Es lassen sich unzählige weitere Beispiele von Korrelationen mit mutmaßlichen, jedoch falschen Ursachenzuschreibungen finden. Natürlich auch beim Thema Laufsport, wie etwa: „Menschen, die 5x in der Woche laufen, leben gegenüber dem Normalbürger 3 Jahre länger“. Dass Laufsport in gewisser Dosis einen positiven gesundheitlichen Effekt hat, ist unbestritten. Doch in diesem Fall werden Äpfel mit Birnen verglichen. Sportler unterscheiden sich in vielen Eigenschaften von Nicht-Sportlern, wie z.B. im Hinblick auf Schlafverhalten, Ernährungsverhalten, psychische Krankheiten (Depression), beruflichen Stress / Belastbarkeit (schließlich bleibt Zeit für das Training). Allein diese Komponenten haben einen Einfluss auf die Lebenserwartung.

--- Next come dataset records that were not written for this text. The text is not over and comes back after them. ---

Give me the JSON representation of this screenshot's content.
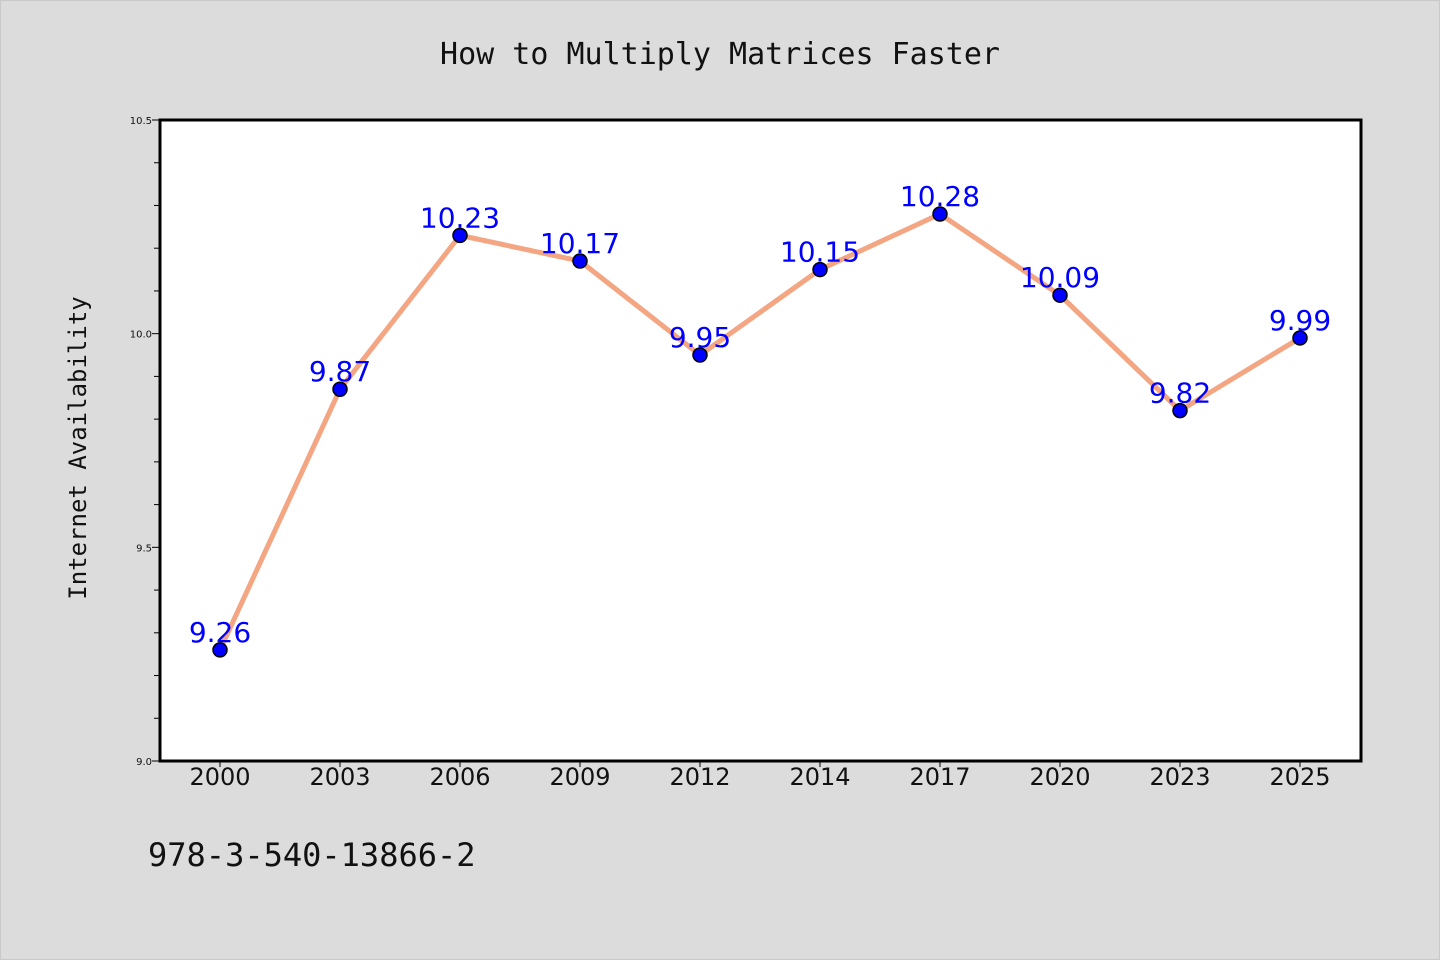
{
  "chart_data": {
    "type": "line",
    "title": "How to Multiply Matrices Faster",
    "xlabel": "",
    "ylabel": "Internet Availability",
    "categories": [
      "2000",
      "2003",
      "2006",
      "2009",
      "2012",
      "2014",
      "2017",
      "2020",
      "2023",
      "2025"
    ],
    "series": [
      {
        "values": [
          9.26,
          9.87,
          10.23,
          10.17,
          9.95,
          10.15,
          10.28,
          10.09,
          9.82,
          9.99
        ],
        "data_labels": [
          "9.26",
          "9.87",
          "10.23",
          "10.17",
          "9.95",
          "10.15",
          "10.28",
          "10.09",
          "9.82",
          "9.99"
        ]
      }
    ],
    "ylim": [
      9.0,
      10.5
    ],
    "yticks": [
      "9.0",
      "9.5",
      "10.0",
      "10.5"
    ],
    "grid": false,
    "line_color": "#f4a582",
    "marker_color": "#0000ff",
    "label_color": "#0000ff"
  },
  "footer": {
    "text": "978-3-540-13866-2"
  },
  "colors": {
    "background": "#dcdcdc",
    "plot_background": "#ffffff"
  }
}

Möchte man die Effekte von Lauftraining auf die Lebenserwartung messen, müsste man eine zufällig zusammengestellte, im Hinblick auf die wesentlichen, bekannten Einflußfaktoren homogene Gruppe zusammenstellen und lediglich über den Faktor „Trainingshäufigkeit“ differenzieren und langfristig beobachten. Das Alltagsverhalten von Menschen lässt sich jedoch nicht derart eng kontrollieren. Randomisierte kontrollierte Studien stoßen bei dieser Fragestellung schnell an die Grenze der Umsetzbarkeit (für Interssierte hier ein Überblick über alternative Studiendesigns).

Fazit: Korrelation und Kausalität sind unterschiedliche Dimensionen. Auch wenn so mancher Zusammenhang eine plakative Schlagzeile hergibt oder im Kreis der Lauffreunde erstaunen auslöst, ein genauer Blick auf die argumentative Basis spektakulärer Aussagen lohnt und ist im Sinne echten Erkenntnisgewinns.